Robust Cybersecurity: An Essential Piece of the Modern Hotel Tech Landscape
By John Bailey Chief Financial Officer, Prism Hotels & Resorts | April 12, 2020
From sophisticated revenue management software to mobile room keys and other guest conveniences, technology is a hot topic in the hospitality sector. Hotel owners and operators are understandably optimistic about the disruptive potential for new tools and technologies that could enhance the guest experience and help management professionals make smarter, more sophisticated and more strategic decisions.
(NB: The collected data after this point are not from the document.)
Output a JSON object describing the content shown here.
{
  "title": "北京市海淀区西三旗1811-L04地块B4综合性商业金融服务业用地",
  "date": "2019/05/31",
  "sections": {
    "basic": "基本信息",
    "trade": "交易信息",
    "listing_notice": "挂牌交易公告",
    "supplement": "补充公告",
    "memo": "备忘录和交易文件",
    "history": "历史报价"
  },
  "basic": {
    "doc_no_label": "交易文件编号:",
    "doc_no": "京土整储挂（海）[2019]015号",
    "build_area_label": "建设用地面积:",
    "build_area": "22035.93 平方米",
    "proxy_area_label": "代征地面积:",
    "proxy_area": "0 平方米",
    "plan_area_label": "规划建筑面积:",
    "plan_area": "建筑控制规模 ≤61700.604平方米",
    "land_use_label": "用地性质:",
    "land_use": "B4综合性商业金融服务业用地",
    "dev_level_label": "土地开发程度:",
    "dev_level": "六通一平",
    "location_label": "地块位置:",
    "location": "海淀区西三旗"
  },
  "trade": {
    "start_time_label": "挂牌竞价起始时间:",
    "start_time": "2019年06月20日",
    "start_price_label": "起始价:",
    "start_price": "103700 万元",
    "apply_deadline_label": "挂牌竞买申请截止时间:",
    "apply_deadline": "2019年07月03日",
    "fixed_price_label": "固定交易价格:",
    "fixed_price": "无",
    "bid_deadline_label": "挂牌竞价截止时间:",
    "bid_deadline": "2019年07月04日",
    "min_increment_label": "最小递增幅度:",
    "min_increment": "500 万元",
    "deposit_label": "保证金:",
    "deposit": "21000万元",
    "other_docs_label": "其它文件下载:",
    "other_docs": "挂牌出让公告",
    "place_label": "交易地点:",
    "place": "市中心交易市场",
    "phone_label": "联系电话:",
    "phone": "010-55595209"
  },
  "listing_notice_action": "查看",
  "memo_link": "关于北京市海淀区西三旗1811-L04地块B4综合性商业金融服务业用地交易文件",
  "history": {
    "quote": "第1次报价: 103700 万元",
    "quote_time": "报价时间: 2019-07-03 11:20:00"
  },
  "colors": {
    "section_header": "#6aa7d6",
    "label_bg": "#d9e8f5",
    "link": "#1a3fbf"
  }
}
But there is a flip side to the tech revolution in hospitality: new conveniences and efficiencies come with new exposures. In a connected environment where more sensitive information is digitized, hackers and other bad actors can do damage on a scale that keeps cybersecurity experts up at night. Security infrastructure and best practices are getting better all the time, but so are the bad guys. In an ongoing battle to stay ahead of creative new criminal schemes and increasingly sophisticated cyber-scams, some hotels are behind the curve.
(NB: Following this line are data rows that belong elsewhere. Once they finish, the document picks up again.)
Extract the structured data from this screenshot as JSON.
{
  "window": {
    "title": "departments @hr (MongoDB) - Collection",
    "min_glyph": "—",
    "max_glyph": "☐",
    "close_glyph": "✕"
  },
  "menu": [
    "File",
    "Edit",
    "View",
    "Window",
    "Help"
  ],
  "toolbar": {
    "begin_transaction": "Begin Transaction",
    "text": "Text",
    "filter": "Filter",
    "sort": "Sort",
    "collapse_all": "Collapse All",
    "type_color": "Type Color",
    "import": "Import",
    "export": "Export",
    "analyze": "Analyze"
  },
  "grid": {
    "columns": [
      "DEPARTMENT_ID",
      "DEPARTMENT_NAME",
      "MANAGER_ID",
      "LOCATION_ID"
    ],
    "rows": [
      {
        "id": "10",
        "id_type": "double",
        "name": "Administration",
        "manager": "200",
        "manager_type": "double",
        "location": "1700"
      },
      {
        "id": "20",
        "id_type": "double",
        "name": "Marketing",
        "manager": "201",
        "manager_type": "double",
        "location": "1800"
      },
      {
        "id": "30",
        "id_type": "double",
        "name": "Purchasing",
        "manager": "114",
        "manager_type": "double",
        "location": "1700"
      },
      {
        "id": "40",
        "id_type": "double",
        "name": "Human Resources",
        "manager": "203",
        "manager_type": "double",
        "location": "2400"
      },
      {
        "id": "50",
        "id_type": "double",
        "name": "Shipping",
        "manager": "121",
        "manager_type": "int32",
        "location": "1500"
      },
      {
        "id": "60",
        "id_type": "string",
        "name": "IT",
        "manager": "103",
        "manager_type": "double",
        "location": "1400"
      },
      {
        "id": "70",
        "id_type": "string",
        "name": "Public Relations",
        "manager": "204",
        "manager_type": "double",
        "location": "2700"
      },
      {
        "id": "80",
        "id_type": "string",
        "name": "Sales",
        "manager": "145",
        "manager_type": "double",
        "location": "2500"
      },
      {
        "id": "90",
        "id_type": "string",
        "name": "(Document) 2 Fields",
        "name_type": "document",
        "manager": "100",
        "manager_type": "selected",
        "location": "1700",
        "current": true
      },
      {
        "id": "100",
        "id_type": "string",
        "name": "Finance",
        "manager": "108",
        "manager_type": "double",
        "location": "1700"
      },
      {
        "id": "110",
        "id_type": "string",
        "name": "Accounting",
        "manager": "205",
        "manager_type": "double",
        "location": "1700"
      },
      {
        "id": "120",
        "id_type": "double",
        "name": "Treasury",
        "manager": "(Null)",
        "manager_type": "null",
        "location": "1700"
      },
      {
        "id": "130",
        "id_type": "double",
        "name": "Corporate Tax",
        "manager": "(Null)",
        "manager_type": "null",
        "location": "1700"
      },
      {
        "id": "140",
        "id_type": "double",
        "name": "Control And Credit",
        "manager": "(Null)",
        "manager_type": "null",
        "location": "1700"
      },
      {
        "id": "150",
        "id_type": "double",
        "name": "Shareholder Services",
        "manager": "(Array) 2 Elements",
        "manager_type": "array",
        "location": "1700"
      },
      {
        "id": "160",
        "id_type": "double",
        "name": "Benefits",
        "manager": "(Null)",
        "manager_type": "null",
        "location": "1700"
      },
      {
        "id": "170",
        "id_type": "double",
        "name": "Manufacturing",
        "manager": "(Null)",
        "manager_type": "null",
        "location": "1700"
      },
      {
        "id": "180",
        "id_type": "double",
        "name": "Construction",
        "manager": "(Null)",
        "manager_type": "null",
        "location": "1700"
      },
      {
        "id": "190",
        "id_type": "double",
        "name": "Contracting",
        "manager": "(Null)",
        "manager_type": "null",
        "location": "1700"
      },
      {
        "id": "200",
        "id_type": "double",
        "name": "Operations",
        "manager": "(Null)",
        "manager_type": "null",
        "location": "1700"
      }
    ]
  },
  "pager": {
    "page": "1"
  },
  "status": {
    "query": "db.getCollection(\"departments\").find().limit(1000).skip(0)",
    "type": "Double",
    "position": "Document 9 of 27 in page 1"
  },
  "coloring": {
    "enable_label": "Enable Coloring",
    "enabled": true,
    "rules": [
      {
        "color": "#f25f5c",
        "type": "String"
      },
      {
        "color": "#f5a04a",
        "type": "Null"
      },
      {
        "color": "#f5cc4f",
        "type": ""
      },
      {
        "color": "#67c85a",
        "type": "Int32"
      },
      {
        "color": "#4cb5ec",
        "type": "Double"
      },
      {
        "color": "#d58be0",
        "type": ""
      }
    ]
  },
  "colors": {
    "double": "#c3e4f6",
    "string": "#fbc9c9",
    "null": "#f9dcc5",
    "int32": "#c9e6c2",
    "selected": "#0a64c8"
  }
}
Hacking is so lucrative and so prevalent, that unscrupulous individuals or entities can even subscribe to professional hacking services through a software-as-a-service model on the dark web. The notorious Emotet malware-a banking trojan designed to steal sensitive data-is just one example of the kind of institutionalized cyber-crime that hotels need to be aware of. Hotel owners and operators need to be especially alert, as the hospitality industry, with its vast stores of personal data, is reportedly second only to the retail sector in the number of annual cybersecurity breaches.
Stories from around the industry are sobering. From near misses, where malware is found on workstations during a remote scan, to eye-opening examples like a professional sports team wiring literally hundreds of thousands of dollars for a reservation deposit to a fraudulent bank account. While there was, thankfully, a happy ending to the latter case, it's a startling example of the consequences that can result from a single employee mistakenly clicking on a link in an email and subsequently exposing her credentials.
In 2018, the world learned that the private information of an estimated 500 million hotel guests for a major international hospitality brand had been exposed. When the source of the exposure-which included personally identifying information like names, emails, and even passport numbers-was discovered, it turned out to be a reservation network vulnerability that had been facilitating unauthorized database access for years. The first incursion took place in 2014, and yet it took years before this damaging breach was discovered and remedied.
Even in cases where disaster is averted, the costs and potential disruption to brands, owners and operators can be substantial. In one recent example, a sales team for a major hotel management company lost nearly a month of productivity, due to an attempted ransomware attack. Paying cyber-forensics experts to comb through hundreds or thousands of email accounts and tens or hundreds of thousands of emails to determine the source of an exposure can be an expensive and time-consuming process.